🤖 AI Summary
Current unified multimodal large language models (MLLMs) face two key bottlenecks in text-to-image generation: (1) purely textual chain-of-thought (CoT) reasoning suffers from coarse granularity and struggles with rare attribute compositions; (2) end-to-end generation lacks controllable, interpretable reasoning. To address these, we propose DraCo, the first framework to employ low-resolution visual sketches as *draft-as-CoT*—a concrete, semantic-driven chain of visual reasoning and iterative refinement. Our method integrates sketch preview generation, semantic alignment self-checking, and selective super-resolution repair, augmented by a novel DraCo-CFG guidance strategy for interleaved reasoning training. Evaluated on GenEval, Imagine-Bench, and GenEval++, DraCo significantly outperforms both direct generation and existing CoT-based approaches—achieving improvements of 8%, 0.91 points, and 3%, respectively—demonstrating the efficacy of sketch-guided fine-grained control and robust generation of rare concept combinations.
📝 Abstract
Recent unified multimodal large language models (MLLMs) have shown impressive capabilities, incorporating chain-of-thought (CoT) reasoning for enhanced text-to-image generation. However, existing approaches remain limited, either treating the model merely as a standalone generator or relying on abstract textual planning. To this end, we propose Draft-as-CoT (DraCo), a novel interleaved reasoning paradigm that fully leverages both textual and visual contents in CoT for better planning and verification. Our method first generates a low-resolution draft image as preview, providing more concrete and structural visual planning and guidance. Then, we employ the model's inherent understanding capability to verify potential semantic misalignments between the draft and input prompt, and performs refinement through selective corrections with super-resolution. In this way, our approach addresses two fundamental challenges: the coarse-grained nature of textual planning and the difficulty in generating rare attribute combinations.

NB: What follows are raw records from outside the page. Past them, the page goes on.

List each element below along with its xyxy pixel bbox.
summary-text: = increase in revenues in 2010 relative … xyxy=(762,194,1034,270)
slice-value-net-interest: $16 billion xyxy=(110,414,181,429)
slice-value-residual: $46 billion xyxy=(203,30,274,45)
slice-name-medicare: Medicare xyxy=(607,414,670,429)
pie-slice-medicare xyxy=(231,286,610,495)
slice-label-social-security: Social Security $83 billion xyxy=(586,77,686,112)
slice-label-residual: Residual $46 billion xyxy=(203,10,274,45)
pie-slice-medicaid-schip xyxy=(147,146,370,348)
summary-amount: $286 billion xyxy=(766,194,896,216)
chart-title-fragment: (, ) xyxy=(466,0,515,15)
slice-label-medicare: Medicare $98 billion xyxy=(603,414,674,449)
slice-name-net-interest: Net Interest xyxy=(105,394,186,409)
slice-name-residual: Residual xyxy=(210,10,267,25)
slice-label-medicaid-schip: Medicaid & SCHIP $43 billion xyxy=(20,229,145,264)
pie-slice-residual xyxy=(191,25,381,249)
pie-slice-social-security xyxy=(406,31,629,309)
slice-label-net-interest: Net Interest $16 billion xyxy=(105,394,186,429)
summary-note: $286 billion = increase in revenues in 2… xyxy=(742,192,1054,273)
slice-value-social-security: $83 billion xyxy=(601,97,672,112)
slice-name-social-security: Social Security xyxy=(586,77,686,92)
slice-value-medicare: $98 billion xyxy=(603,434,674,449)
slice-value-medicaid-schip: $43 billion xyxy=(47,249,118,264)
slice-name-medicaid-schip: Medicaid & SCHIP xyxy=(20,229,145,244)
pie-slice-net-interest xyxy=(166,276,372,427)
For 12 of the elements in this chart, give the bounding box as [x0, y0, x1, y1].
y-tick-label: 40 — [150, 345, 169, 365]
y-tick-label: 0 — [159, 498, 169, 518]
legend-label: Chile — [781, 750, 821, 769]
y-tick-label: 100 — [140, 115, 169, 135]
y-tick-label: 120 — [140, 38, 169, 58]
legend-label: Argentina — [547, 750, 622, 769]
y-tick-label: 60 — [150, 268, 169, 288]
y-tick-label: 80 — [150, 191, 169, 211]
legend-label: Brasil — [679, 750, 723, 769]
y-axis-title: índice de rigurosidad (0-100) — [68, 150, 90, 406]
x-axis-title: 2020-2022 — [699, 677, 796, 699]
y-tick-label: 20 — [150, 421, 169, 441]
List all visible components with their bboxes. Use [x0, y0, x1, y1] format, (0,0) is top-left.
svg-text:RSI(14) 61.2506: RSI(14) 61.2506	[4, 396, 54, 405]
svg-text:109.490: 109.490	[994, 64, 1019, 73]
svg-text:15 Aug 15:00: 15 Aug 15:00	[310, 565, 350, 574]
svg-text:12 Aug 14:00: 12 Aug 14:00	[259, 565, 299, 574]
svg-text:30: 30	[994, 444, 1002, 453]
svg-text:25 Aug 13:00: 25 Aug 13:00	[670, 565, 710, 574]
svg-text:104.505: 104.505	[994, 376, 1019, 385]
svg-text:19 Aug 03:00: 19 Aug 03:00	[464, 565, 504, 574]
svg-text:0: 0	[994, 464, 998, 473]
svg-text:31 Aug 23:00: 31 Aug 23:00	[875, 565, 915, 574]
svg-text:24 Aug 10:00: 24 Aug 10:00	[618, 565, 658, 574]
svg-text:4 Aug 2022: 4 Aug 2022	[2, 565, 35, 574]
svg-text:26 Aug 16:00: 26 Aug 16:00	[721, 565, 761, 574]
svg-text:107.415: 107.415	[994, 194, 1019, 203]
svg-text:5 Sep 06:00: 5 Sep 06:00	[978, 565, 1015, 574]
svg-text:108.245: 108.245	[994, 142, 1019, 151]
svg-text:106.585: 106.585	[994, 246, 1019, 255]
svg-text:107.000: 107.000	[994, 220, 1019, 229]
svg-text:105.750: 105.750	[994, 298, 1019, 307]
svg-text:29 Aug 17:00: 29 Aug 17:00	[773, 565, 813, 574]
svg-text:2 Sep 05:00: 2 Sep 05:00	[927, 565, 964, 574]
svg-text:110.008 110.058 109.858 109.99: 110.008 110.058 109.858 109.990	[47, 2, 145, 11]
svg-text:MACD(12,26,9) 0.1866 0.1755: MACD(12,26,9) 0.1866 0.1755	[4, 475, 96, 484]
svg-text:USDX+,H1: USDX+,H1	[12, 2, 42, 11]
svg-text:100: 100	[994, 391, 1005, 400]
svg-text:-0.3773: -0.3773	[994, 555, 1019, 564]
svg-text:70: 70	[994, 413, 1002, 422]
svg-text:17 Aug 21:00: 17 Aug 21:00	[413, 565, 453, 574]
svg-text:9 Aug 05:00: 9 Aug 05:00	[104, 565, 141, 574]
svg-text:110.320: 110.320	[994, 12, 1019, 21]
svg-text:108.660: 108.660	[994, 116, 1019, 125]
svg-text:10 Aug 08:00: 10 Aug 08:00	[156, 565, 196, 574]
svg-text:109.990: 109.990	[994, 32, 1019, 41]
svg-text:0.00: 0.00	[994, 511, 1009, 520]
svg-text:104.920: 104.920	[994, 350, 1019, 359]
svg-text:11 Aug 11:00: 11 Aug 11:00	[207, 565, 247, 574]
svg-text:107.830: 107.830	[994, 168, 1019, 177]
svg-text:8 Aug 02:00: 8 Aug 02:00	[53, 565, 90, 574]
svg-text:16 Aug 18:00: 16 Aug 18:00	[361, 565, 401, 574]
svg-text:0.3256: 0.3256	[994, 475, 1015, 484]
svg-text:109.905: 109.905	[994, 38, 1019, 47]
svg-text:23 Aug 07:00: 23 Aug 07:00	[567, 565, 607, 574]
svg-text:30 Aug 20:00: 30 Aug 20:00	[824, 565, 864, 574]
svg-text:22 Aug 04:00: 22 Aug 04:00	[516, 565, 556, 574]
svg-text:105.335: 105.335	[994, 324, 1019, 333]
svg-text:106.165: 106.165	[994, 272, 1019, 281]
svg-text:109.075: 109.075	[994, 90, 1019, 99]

To support training, we curate DraCo-240K, aiming to enhance three atomic capabilities spanning general correction, instance manipulation, and layout reorganization. Supported by DraCo-CFG, a specialized classifier-free guidance (CFG) strategy for interleaved reasoning, DraCo achieves a tremendous increase on GenEval (+8%), Imagine-Bench (+0.91), and GenEval++ (+3%), significantly outperforming direct generation and other generation methods empowered by CoT.